Scaling of Newtonian and non-Newtonian fluid dynamics without inertia for quantitative modelling of rock flow due to gravity (including the concept of rheological similarity)

Abstract

Scale model theory for constructing dynamically scaled analogue models of rock flowing in the solid state has until now assumed that the natural and model flows were both viscous. In viscous flows, at the very low Reynolds numbers ( Re ⪡ 1) common in solid rocks, geometrical similarity is sufficient to achieve dynamic similarity between a homogeneous material (scale) model and its natural prototype. However, experiments on the rheology of natural rocks suggest that they flow predominantly as non-Newtonian strain rate softening materials at the characteristic geological strain rate 10 −14 s −1. Non-dimensionalisation of both the equation of motion and the constitutive flow law of non-Newtonian flows is carried out to investigate what criteria are required to achieve dynamic similarity. It is shown that dynamic similarity of non-Newtonian flows at low inertia (e.g., a rock with Re ⪡ 1 and its model analogue) can only be attained if the steady-state flow curves of the model materials and the various rocks in the prototype have mutually similar shapes and slopes, and if these flows operate on similar parts of their respective flow curves.
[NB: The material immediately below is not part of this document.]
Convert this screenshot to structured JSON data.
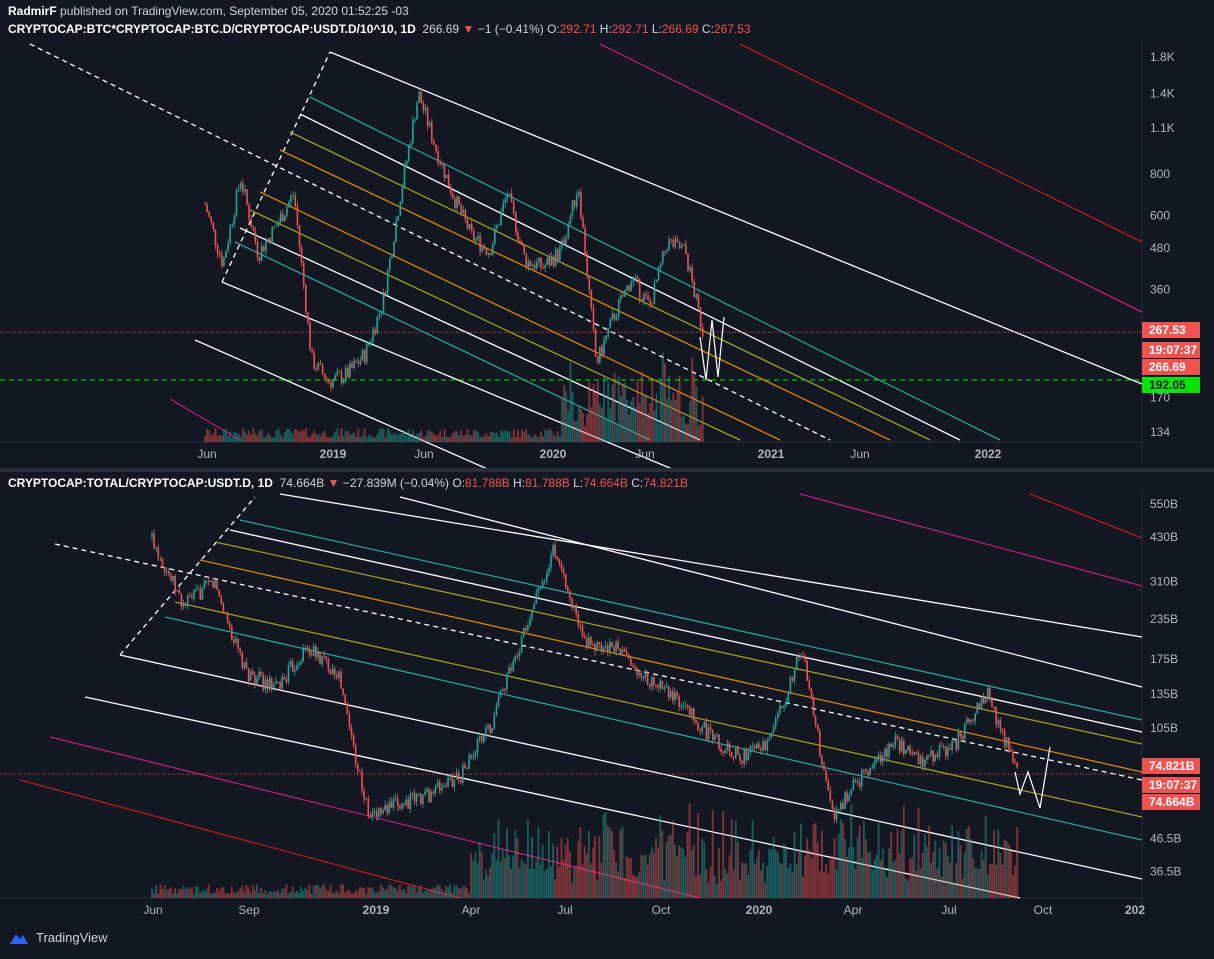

We term this the requirement of rheological similarity. Dynamic similarity of low inertia flows ( Re ⪡ 1) in non-Newtonian continua is achieved if they are rheologically and geometrically similar. Additional criteria for dynamic similarity of low inertia flows in inhomogeneous media (with Newtonian or non-Newtonian subregions, or both) are formulated in section 5. Scaling of thermal properties is not included. Steady-state flow curves of common rocks are compiled in log stress-log strain rate space together with analogue materials suitable for modelling of solid state rock deformation. This compilation aids the selection of model materials with flow curves geometrically similar to those of rocks in the prototype. Laboratory scale models of rock flow should generally be constructed of materials which strain rate soften during flow at the convenient shear rate 10 −2 s −1.